Because sometimes what you need in the moment, the people who love you can’t provide for you. The amount of crazy I was about to bring to the table could only be handled by one person: a stranger.
And you know what he said? A lot of not helpful stuff. But then he said, “You know, a lot of people struggle with being alone, especially at nighttime.”
And my next thought: “Bull. Shit. I am NOT going to be one of those people.”
So I thanked him, hung up the phone, drove my butt home (without getting my green tea, for the record), marched inside, kissed Arlow, looked up at the ceiling and said: “Okay, God. It’s just You and me. Let’s do this.”
And I lit candles, and made tea, and got some nail polish out and decided that I’m done. I’m doing being afraid of being alone. I’m done with the panic. I’m done.
Whatever inside of me is broken, whatever it is that is making panic a recurring theme, I’m not running from it anymore. I’m not running from it, and I’m not going to try to take anything else and fit it into that place inside of me that is broken. Because that isn’t the solution. All it does is keep me spinning in circles, looking to the wrong things to fix my hurt, and completely oblivious to why I’m hurting so much in the first place.

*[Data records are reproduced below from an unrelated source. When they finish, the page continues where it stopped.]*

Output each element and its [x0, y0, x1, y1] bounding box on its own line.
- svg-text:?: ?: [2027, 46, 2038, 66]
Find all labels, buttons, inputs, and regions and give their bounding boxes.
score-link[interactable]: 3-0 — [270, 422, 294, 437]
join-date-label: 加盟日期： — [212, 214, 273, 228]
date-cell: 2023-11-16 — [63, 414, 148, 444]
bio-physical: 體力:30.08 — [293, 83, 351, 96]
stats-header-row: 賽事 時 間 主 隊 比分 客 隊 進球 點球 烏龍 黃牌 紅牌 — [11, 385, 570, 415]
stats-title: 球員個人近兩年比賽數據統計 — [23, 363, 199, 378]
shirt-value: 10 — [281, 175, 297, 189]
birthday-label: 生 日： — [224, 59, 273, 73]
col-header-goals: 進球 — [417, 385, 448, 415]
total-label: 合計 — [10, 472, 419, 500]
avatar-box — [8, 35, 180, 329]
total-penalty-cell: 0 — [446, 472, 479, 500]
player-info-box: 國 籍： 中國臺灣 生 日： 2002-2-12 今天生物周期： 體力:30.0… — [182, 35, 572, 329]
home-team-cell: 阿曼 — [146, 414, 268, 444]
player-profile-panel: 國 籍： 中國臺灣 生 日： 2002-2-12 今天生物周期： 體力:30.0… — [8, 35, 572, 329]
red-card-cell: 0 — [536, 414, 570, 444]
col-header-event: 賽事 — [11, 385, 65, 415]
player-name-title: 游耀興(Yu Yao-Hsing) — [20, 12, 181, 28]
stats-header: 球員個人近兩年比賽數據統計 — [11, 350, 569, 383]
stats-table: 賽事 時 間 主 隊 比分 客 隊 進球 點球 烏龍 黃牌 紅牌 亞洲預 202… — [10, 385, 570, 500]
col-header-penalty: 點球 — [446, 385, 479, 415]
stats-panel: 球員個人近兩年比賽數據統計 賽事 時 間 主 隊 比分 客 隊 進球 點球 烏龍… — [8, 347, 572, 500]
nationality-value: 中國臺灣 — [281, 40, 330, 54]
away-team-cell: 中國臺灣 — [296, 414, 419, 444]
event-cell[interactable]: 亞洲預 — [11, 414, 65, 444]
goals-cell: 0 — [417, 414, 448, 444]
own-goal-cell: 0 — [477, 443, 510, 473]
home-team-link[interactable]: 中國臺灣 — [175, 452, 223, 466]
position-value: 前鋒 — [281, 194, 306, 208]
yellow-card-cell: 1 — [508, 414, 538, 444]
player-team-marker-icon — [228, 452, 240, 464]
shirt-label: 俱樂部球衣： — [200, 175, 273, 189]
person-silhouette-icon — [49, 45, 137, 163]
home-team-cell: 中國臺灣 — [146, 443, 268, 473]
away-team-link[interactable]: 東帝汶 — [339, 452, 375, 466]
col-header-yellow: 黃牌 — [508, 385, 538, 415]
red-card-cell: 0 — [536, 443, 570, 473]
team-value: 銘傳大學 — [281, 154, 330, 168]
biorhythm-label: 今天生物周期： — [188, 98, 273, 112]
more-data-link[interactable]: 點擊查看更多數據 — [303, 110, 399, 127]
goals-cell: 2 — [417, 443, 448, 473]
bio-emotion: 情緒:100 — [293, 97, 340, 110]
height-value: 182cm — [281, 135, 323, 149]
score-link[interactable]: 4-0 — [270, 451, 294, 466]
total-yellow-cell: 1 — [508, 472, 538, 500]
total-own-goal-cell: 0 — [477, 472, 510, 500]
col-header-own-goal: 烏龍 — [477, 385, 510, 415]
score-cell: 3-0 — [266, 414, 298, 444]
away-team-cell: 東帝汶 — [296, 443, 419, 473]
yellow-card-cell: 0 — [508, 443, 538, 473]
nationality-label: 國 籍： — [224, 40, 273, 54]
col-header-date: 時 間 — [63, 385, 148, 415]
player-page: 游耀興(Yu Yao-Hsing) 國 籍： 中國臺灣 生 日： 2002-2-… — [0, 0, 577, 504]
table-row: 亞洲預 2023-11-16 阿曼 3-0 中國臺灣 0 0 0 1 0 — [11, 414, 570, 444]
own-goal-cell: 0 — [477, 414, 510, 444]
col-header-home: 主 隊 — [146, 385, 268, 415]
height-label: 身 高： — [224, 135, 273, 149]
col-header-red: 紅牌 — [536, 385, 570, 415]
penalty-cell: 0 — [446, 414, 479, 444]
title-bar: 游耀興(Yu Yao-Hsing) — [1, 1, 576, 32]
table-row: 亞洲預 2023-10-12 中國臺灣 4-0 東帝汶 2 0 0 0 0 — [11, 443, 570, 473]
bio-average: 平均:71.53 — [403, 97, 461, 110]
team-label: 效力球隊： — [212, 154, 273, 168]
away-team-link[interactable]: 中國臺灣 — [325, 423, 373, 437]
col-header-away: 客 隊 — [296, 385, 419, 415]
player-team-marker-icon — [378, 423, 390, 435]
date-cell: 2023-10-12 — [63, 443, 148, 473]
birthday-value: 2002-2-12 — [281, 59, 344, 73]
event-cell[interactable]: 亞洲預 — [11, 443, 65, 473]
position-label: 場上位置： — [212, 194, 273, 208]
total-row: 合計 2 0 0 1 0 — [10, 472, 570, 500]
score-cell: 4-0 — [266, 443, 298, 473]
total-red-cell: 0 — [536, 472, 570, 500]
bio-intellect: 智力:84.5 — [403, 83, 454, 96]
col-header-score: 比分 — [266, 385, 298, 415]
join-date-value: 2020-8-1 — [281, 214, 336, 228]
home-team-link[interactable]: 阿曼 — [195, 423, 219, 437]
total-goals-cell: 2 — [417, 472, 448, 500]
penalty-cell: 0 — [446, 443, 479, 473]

So tonight I hunkered down. I told myself I’d breathe deeply and that any thought I had or activity I did that made me feel even the slightest twinge of panic, I’d stop. I would be gentle with myself.
I told myself I’d give this night to God, letting Him speak to me in the quiet moments- through the things that made me feel fear, the things that brought me peace, the things that made me feel hope. And I would, in that way, find out what it is inside of me that is broken, and also, what is holding me together.
You know what I’ve learned tonight? If you let your brain fill up, and then trust yourself to sort through the thoughts to determine what is true and what isn’t, you’ve already lost. You have to catch the thought on the front-end.
Like a bouncer.
“How does this thought make me feel?” you have to ask as the thought shows up at the door in its party clothes, smacking its gum and twirling its hair. And if the answer is: afraid, panicked, hopeless, defeated, depressed, anxious, etc., then it’s not a thought from the Lord. Send it packing.
You know what else I’ve learned? When you approach uncomfortable emotions with a “how do I fix it!?” mentality, you’re essentially setting yourself up for a panic attack.
At least that’s true if you’re me.
Because most of the time, there’s no immediate solution. And if you’re looking for a solution, and no solution exists, you’re going to feel like a person gasping for air underwater. Enter: panic.
And so, it might feel irrational, but the best way to cope with whatever bullcrap emotion it is that’s causing you so much turmoil isn’t to fix it, but to let it be. You just have to ride it out, breathing deep, and letting the bouncer stand with its hands on its hips at the door of your mind.
And then you can endure without inviting panic in to complicate things.
Your mind is guarded,
you’re breathing deeply,
and your heart is safe because it’s in its Creator’s hands.
There’s nothing to fix.
There is only this moment in which to be present.
And when possible, drink some green tea.